Friday, January 21, 2022

Tyty: A TypeScript type checker in Rust

In the past I've written about Typescript's biggest underlying problem: it's slow compilation speeds. Amazing projects like esbuild, SWC, and bun solve the first half of the problem, emitting JS from TS, but they skip the critical type-checking phase completely due to complexity.

In that post I briefly mentioned that most of the major players (also including Deno, Rome, etc.) in the JS compilation ecosystem don't have any plans to type-check TS code. SWC is the only project actively solving this problem, but it's unclear if it will be open-source or commercially licensed.

This basically means that the majority of us will be at the mercy of tsc's abysmally slow speed, and that prompted me to consider building an open-source type-checker of my own. It certainly would be a fun and challenging undertaking, and would provide utility to a vast number of people.

And thus, I started working on a TS type-checker arbitrarily named tyty about a week ago in my spare time. It currently supports a small subset of Typescript, I plan to open-source it soon.

The obvious starting point was to build upon an existing JS/TS parser/bundler by type-checking its output AST. The difficult problem of parsing JS/TS has been solved many times over now, why reinvent the wheel? Of the existing projects out there, SWC is the only one which makes its AST nodes accessible to its public facing API, so it became the clear choice.

Challenges

Typescript's type-system is simple in some ways and complex in others. In the traditional type systems view, it is quite simple. Typescript uses bidirectional type-checking which has a very simple local type inference algorithm. There are type systems with more sophicasted inference, for example the Hindley-Milner type system. As a result, the majority of type-checking in Typescript is more straightforward than you'd think.

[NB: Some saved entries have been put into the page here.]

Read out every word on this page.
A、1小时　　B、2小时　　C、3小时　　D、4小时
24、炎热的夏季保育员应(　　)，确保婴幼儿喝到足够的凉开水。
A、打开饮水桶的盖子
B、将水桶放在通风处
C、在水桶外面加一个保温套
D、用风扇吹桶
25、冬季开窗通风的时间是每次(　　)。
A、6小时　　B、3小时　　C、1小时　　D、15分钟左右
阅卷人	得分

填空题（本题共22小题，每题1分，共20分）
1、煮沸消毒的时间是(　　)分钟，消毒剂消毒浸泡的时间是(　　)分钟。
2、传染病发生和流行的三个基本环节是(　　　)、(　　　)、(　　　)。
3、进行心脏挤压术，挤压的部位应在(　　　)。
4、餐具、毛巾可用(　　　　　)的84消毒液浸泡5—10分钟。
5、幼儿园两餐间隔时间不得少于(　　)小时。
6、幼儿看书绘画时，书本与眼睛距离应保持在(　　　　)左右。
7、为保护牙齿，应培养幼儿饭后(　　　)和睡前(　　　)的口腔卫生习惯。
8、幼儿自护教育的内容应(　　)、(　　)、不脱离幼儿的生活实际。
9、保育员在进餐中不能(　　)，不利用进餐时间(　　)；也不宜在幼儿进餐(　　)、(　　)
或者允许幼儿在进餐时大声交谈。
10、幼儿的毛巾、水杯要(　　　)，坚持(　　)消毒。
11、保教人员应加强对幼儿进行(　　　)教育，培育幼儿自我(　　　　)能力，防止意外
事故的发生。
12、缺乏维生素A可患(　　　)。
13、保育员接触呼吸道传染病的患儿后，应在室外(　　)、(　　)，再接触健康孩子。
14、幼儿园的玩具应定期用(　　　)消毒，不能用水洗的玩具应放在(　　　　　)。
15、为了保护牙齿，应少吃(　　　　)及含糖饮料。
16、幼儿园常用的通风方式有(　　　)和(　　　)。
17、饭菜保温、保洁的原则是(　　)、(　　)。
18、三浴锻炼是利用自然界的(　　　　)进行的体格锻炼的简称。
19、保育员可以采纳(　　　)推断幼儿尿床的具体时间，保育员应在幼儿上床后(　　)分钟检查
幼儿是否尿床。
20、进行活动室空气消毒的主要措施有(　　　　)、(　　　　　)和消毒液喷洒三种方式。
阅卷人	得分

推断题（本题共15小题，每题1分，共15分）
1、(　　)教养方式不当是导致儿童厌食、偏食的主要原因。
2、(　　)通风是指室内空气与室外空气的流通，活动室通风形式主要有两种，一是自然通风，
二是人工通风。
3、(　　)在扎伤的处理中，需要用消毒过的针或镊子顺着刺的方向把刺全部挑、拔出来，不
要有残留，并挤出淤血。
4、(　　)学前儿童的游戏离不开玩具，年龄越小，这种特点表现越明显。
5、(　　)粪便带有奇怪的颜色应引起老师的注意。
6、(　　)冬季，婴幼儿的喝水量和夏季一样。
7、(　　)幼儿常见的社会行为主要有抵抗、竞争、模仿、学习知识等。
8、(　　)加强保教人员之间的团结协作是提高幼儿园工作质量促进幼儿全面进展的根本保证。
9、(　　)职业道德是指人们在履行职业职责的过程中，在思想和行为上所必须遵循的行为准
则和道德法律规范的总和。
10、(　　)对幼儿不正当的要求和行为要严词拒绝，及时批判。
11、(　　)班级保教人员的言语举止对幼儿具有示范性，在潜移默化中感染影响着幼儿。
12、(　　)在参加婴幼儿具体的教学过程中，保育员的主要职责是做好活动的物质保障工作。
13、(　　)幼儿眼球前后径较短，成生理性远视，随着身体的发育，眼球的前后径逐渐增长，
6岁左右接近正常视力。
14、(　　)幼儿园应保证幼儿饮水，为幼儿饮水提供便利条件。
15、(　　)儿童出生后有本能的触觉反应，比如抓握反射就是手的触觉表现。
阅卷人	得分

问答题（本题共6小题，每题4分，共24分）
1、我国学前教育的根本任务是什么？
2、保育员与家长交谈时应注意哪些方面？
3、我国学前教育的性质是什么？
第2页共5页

The remaining difficulty comes from some of Typescript's unique features. One of the coolest features is its conditional and recursive types. When paired with generic parameters, they allow you to add complex logic to your type definitions, effectively giving you a simple functional programming language (that operates on types instead of data), all embedded within Typescript's type-system. For example, see this JSON parser created entirely from Typescript types.

The consequence of this is the problem of type checking complex types becomes more of a problem of building an interpreter for this meta-language embedded within the type-system. Having created a programming language before, I am really excited to tackle this aspect of Typescript as it's more familiar ground for me.

Goals

The end goal is to reach feature parity with Typescript and provide a way to compile TS code either through SWC's upcoming plugin system or a wrapper around it.

I also want to leverage the speed of a Rust-based type-checker to create a very fast LSP server implementation that works well in all editors (not just VSCode!).

Additionally, I want to tyty to have better and more descriptive error messages than tsc's. Isn't this nice?: tyty's errors

Ideally I would also like to expose some of the type-checking functionality in a library, because Typescript's compiler API is quite horrendous. This would give developers more robust tooling to manipulate Typescript types. When I was working on tsgql I had such a terrible time working with the TS compiler API.

This is more of a moonshot idea, but it would be amazing if tyty could interoperate with other JS/TS compilers. It could be compiled into a dynamic library and called through FFI.